La traduzione, del 1944, accurata e tuttora apprezzabile per la scorrevolezza e la modernità delle scelte lessicali, è di Decio Cinti (Forlì, 1879 – Firenze, 1954), del quale è possibile leggere una nota biografica, a cura di Paolo Alberti, nella pagina a lui dedicata.
Sinossi a cura di Mariella Laurenti
Dall’incipit del libro:
Razzi. – Anche se Dio non esistesse, la religione sarebbe pur sempre santa e divina.
Dio è il solo essere che per regnare non abbia nemmeno bisogno di esistere.

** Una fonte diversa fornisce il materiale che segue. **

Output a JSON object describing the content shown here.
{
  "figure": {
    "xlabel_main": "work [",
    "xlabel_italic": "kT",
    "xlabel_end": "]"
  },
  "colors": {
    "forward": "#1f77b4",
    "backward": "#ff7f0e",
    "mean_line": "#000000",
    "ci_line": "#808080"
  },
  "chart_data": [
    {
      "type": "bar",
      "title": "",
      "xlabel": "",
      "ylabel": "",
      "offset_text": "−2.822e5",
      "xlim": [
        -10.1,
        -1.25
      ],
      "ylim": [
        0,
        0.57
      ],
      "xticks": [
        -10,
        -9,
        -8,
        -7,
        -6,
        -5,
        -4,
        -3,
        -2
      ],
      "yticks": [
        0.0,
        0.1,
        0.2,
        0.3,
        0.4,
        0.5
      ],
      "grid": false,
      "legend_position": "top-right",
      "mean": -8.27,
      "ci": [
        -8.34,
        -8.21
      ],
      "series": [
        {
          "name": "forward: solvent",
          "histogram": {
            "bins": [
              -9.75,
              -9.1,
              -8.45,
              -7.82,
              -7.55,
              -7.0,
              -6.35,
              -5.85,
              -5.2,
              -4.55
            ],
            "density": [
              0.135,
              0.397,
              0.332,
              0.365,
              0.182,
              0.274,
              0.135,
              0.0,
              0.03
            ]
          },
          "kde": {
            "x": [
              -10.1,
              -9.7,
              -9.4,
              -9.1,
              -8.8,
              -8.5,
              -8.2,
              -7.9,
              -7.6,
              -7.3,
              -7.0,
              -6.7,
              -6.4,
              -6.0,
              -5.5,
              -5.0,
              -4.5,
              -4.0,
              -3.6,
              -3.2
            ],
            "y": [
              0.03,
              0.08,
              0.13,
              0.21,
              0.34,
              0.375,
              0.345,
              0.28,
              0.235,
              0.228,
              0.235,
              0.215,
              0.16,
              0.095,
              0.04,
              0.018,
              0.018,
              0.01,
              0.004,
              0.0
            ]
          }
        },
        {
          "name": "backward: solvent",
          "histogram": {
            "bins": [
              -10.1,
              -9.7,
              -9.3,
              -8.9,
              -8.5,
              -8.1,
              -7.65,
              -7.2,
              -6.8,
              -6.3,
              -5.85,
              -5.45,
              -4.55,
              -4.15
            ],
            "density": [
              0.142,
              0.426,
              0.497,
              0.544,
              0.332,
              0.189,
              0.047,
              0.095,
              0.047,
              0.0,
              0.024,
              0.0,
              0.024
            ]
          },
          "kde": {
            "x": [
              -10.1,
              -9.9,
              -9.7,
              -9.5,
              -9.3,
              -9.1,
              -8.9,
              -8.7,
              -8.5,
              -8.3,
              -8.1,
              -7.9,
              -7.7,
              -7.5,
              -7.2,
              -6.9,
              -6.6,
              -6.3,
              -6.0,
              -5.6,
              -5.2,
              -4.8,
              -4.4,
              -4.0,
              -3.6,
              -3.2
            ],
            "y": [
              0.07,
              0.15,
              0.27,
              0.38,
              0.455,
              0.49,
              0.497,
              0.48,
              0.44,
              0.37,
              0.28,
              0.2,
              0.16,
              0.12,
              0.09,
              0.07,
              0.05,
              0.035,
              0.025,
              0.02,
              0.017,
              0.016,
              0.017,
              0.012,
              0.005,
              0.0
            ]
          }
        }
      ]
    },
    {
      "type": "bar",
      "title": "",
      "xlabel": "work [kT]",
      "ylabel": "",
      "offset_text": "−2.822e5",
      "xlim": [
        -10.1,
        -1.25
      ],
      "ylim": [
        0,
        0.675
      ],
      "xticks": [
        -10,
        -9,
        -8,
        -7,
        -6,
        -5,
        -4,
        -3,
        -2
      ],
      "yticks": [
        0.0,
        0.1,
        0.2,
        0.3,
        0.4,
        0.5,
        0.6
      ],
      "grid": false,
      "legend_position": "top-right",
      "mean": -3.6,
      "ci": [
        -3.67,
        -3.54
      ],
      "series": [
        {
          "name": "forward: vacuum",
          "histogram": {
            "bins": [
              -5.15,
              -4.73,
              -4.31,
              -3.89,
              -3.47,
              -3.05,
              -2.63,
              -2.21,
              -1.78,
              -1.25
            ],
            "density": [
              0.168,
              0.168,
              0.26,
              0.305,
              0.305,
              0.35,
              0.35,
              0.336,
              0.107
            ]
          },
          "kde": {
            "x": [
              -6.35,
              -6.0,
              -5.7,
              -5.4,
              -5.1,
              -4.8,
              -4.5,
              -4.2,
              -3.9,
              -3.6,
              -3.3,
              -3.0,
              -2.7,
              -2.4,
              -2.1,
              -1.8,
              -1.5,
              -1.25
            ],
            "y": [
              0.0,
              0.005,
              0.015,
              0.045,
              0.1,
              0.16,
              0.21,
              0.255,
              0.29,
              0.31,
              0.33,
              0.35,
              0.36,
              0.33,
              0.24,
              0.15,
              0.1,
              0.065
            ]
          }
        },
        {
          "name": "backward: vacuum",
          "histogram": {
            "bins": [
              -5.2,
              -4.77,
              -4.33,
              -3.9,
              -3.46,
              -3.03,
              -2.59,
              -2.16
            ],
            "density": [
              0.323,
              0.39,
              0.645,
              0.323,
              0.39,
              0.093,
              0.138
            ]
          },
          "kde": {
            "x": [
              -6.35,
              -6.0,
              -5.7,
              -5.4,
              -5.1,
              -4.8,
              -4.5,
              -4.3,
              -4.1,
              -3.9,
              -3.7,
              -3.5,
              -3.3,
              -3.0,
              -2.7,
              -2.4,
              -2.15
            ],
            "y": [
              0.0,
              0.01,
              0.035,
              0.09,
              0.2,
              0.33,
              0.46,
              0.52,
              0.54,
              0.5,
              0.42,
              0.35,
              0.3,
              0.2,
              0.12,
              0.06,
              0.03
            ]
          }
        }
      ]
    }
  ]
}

Ciò che è creato dallo spirito è piú vivo della materia.
L’amore è il gusto della prostituzione. Non c’è anzi alcun piacere nobile che non si possa ricondurre alla prostituzione.
In uno spettacolo, in una festa da ballo, ciascuno gode di tutti.
Che cos’è l’arte? Prostituzione.
Il piacere di trovarsi tra le folle è un’espressione misteriosa del godimento della moltiplicazione del numero.
Tutto è numero. Il numero è in tutto. Il numero è nell’individuo. L’ebbrezza è un numero.
Il gusto della concentrazione produttiva deve sostituire, in un uomo maturo, il gusto della dispersione.
L’amore può derivare da un sentimento generoso: il gusto della prostituzione; ma presto è corrotto dal gusto della proprietà.